La Chine garantit depuis toujours, en vertu de la loi, les droits et intérêts légitimes des bureaux permanents des agences de presse étrangères et des correspondants étrangers dans l’exercice des activités journalistiques sur le sol chinois, mais elle ne tolère jamais qu’on se donne la liberté de plaider pour les actes terroristes.

Après la publication de la déclaration du samedi, j’ai noté qu’Ursula Gauthier avait tenté de fournir des justifications inutiles, éludant le fond du problème. Ce ne sont que de vains efforts. D’après elle, ses critiques sur la politique ethnique de la Chine étaient à l’origine des mesures que celle-ci a prises à son endroit. Mais comme vous le savez fort bien, cela fait quinze ans qu’Ursula Gauthier vit et travaille en Chine.

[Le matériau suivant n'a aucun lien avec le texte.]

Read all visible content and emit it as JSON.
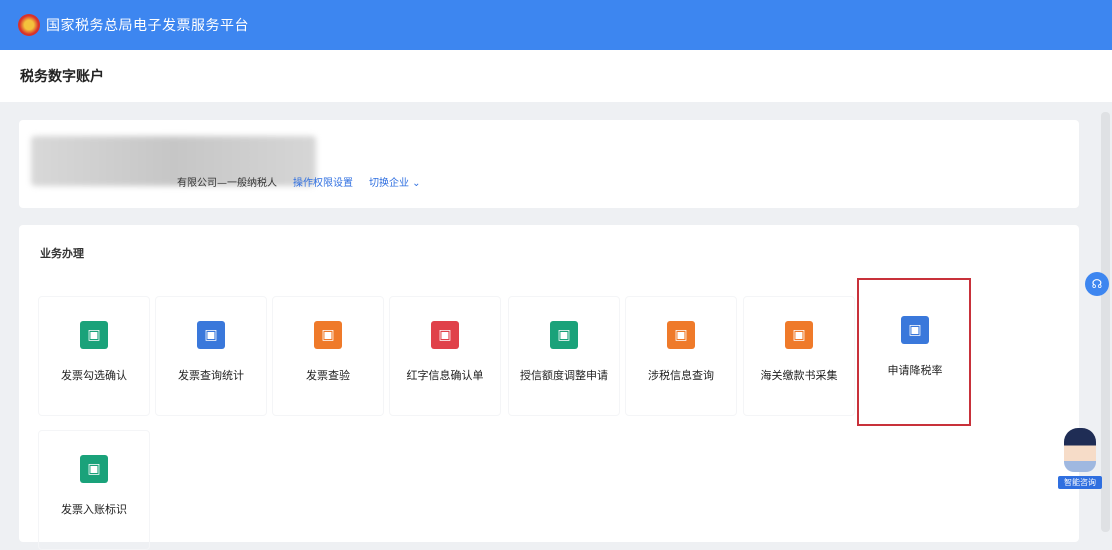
{
  "header": {
    "platform_title": "国家税务总局电子发票服务平台",
    "page_title": "税务数字账户"
  },
  "account": {
    "taxpayer_type": "有限公司—一般纳税人",
    "permission_link": "操作权限设置",
    "switch_link": "切换企业 ⌄"
  },
  "business": {
    "title": "业务办理",
    "items": [
      {
        "label": "发票勾选确认",
        "color": "#1aa27a",
        "icon": "ticket-icon"
      },
      {
        "label": "发票查询统计",
        "color": "#3a78db",
        "icon": "search-doc-icon"
      },
      {
        "label": "发票查验",
        "color": "#ef7a2a",
        "icon": "verify-icon"
      },
      {
        "label": "红字信息确认单",
        "color": "#e0414a",
        "icon": "red-doc-icon"
      },
      {
        "label": "授信额度调整申请",
        "color": "#1aa27a",
        "icon": "adjust-icon"
      },
      {
        "label": "涉税信息查询",
        "color": "#ef7a2a",
        "icon": "info-icon"
      },
      {
        "label": "海关缴款书采集",
        "color": "#ef7a2a",
        "icon": "customs-icon"
      },
      {
        "label": "申请降税率",
        "color": "#3a78db",
        "icon": "apply-icon"
      },
      {
        "label": "发票入账标识",
        "color": "#1aa27a",
        "icon": "account-icon"
      }
    ]
  },
  "assistant": {
    "label": "智能咨询"
  },
  "highlight_color": "#c8313a"
}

N’est-elle pas toujours en poste en Chine, malgré les critiques qu’elle a faites durant ces quinze années contre la Chine sur de nombreux dossiers ? Elle a même cherché à imputer, à tort, l’interdiction qui lui a été faite de pratiquer son métier de correspondante en Chine à la répression de la liberté d’expression dans le pays. À cet égard, j’aimerais lui rappeler ceci : parmi les 611 correspondants envoyés en Chine par plus de 300 agences de presse étrangères, 610 ont obtenu le renouvellement de leur carte de presse. Ursula Gauthier ferait mieux de réfléchir sur son propre problème.

Q : Le Japon et la République de Corée ont tenu aujourd’hui un entretien entre leurs Ministres des Affaires étrangères, et les relations entre ces deux pays pourraient, dit-on, s’améliorer. Quels sont vos commentaires là-dessus ?

R : Nous avons noté les informations concernées. Nous espérons que l’amélioration des relations entre la République de Corée et le Japon favorisera la stabilité et le développement dans la région et permettra de maintenir les pays concernés sur la voie de développement pacifique.

Q : Nous notons que les dispositions demandant aux entreprises étrangères de garder leurs serveurs et les données de leurs clients sur le territoire chinois, qui figuraient dans le projet de loi antiterroriste, n’ont pourtant pas été retenues dans la version finale. Pourquoi ? Est-ce à cause des critiques des pays occidentaux ?

R : Des explications précises ont été données par les responsables concernés de l’Assemblée populaire nationale. J’aimerais souligner deux points :

Premièrement, cette loi a été élaborée en réponse à l’évolution de la situation et aux besoins objectifs.

Deuxièmement, si vous y regardez de plus près, vous verrez que les dispositions intéressées n’ont rien de différent des législations des pays occidentaux concernés. Je crois qu’il ne doit pas y avoir de « deux poids deux mesures » sur cette question.